On August 5, federal judge Amit P. Mehta of the U.S. District Court for the District of Columbia issued a landmark ruling stating that tech giant Google had illegally maintained its dominance in the online search market. The ruling challenged the influence of the tech giants like Google in the digital domain.
In the latest hearing on Friday, September 6, the 277-page ruling by the federal judge came on the back of a case filed by the Department of Justice (DOJ) and several U.S. states. The case accused Google of making sizeable payments to tech majors like Apple and Samsung in order to keep Google as the default search engine on smartphones and web browsers – giving Google an unfair advantage over its competitors.
“Google has wielded its monopoly power to sustain its dominant position in the market,” Judge Mehta stated
As per the ruling, Google violated Section 2 of the Sherman Act, and a US antitrust law by monopolizing the search engine market which could interfere with how people interact with the internet.
“After having carefully considered and weighed the witness testimony and evidence, the court reaches the following conclusion: Google is a monopolist, and it has acted as one to maintain its monopoly,” says the ruling
In the latest hearing on Friday, September 6, Judge Mehta granted prosecutors in the U.S. v. Google case until the end of the year to submit their recommendations for how Google should be punished.
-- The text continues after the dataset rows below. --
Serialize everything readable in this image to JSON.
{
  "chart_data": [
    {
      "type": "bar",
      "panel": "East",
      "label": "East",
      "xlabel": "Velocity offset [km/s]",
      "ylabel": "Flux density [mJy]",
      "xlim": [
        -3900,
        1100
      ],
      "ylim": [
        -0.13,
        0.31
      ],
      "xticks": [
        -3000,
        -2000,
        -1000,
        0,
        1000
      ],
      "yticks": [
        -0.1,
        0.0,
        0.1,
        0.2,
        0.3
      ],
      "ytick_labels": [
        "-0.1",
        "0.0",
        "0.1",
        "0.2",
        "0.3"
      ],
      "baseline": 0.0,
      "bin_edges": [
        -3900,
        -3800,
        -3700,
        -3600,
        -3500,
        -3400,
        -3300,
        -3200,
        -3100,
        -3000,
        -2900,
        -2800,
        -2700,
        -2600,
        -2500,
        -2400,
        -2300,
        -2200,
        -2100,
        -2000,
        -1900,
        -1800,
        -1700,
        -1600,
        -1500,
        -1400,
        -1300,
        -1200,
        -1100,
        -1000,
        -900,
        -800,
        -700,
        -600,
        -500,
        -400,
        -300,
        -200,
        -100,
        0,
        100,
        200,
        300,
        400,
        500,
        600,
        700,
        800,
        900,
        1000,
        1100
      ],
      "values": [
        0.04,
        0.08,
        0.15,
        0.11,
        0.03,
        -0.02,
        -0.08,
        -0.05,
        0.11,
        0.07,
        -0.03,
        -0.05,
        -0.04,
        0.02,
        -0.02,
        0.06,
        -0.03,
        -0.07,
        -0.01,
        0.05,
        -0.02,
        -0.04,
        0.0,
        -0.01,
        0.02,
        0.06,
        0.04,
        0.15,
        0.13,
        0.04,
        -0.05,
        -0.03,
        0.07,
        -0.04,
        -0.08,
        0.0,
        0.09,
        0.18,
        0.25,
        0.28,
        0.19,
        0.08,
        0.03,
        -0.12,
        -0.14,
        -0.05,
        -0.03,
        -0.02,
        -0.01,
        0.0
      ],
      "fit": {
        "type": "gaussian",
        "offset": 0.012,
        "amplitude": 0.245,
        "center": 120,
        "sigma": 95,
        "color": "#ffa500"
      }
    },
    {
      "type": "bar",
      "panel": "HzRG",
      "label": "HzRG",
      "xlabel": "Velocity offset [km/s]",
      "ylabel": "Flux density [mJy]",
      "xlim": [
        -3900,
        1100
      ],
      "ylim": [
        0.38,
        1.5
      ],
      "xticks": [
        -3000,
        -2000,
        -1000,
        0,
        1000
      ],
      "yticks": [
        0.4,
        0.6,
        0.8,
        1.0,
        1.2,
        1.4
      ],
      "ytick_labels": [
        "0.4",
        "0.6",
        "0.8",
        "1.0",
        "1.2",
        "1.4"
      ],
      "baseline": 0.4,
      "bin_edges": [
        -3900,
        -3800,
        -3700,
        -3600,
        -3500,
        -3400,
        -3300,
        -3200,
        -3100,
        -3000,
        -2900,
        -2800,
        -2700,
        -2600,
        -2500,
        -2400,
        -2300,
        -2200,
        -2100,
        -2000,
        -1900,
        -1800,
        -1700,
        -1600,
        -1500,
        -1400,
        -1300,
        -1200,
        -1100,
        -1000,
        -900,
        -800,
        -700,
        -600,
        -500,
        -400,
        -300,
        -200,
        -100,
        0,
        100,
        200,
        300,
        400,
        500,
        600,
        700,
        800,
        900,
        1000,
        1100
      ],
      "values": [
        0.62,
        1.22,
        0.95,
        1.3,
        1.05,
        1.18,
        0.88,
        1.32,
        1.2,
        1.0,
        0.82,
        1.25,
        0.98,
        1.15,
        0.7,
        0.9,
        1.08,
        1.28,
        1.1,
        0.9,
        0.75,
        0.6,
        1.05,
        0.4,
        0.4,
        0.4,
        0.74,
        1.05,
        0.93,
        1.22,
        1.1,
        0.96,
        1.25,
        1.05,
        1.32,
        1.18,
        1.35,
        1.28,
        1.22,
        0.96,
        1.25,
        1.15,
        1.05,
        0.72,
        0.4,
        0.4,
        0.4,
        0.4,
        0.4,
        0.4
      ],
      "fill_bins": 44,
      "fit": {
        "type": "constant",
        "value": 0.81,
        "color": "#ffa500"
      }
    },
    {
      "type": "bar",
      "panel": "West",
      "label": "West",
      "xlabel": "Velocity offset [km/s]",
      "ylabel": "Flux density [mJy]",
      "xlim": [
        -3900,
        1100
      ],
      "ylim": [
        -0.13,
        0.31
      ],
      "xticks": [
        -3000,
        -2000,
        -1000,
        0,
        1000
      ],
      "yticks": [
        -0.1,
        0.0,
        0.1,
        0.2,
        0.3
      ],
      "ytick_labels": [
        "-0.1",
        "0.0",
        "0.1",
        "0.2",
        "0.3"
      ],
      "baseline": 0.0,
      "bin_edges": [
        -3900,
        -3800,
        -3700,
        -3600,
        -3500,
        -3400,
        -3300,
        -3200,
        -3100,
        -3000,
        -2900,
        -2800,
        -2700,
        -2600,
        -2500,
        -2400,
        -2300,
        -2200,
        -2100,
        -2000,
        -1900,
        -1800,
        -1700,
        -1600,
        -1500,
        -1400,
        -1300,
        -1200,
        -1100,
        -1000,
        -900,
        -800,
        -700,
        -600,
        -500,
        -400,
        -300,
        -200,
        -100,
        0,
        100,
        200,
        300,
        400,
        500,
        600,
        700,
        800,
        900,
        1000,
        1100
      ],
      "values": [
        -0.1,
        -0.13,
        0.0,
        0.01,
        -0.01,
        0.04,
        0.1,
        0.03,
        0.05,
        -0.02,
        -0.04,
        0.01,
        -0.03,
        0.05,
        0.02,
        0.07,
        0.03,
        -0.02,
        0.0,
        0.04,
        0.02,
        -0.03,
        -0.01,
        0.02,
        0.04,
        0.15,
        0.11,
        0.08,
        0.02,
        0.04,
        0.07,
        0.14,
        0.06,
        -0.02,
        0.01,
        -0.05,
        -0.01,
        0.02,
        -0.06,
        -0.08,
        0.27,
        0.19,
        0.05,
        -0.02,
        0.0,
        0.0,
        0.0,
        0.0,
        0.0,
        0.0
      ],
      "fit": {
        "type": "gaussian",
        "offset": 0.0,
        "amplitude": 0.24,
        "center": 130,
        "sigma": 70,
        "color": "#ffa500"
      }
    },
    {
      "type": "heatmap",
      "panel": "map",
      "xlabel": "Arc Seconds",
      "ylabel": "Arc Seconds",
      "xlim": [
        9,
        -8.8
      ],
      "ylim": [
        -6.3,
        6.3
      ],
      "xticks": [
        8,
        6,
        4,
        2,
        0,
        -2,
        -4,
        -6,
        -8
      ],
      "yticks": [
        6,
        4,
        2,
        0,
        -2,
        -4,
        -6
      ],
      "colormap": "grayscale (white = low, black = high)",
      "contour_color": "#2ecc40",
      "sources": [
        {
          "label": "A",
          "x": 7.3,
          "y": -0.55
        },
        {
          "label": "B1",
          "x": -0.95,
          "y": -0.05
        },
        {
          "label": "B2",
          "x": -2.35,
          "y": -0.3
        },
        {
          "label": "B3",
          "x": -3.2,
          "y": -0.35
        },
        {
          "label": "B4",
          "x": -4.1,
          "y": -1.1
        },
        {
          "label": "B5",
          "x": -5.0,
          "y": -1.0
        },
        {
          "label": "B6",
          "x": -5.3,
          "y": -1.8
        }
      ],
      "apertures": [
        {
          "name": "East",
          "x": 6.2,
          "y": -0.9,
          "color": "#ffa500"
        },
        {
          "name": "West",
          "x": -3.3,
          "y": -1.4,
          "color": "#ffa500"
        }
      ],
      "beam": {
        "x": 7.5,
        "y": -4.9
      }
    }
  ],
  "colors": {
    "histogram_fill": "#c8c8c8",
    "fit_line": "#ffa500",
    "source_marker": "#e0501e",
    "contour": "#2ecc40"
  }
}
The evidentiary hearing is expected to be held in March or April 2025 to determine the punishment for the tech giant to be delivered in August 2025.
Besides Google, Judge Mehta also took into account the disruptive technologies including artificially intelligent chatbots from companies like OpenAI and Microsoft.
“The world has changed since discovery closed two years ago,” Judge Mehta said
The Justice Department is considering to request a breakup of Google – separating its search engine from businesses like the Chrome browser and Android operating system.
David Dahlquist, a Justice Department lawyer after the hearing on Friday, noted that the department two years back closed gathering evidence for what Google did in the past decade to monopolize the search engine market, “The trial was, of course, focused on the past, what Google has done for the past decade to monopolize those markets,” said David Dahlquist. Since the launch of Google’s AI product, a lot has been changed. Thus, DOJ will now collect evidence “on the future” – assuming that Google would seek to dominate the new markets by leveraging its search engine.
Besides this antitrust case in the United States, Google is also facing legal hiccups from the European Commission for self-preferencing its shopping service in Google search results.
Google’s search engine antitrust case is the biggest tech antitrust trial since the U.S. federal regulators sued Microsoft for monopolizing the personal computer market in the 1990s.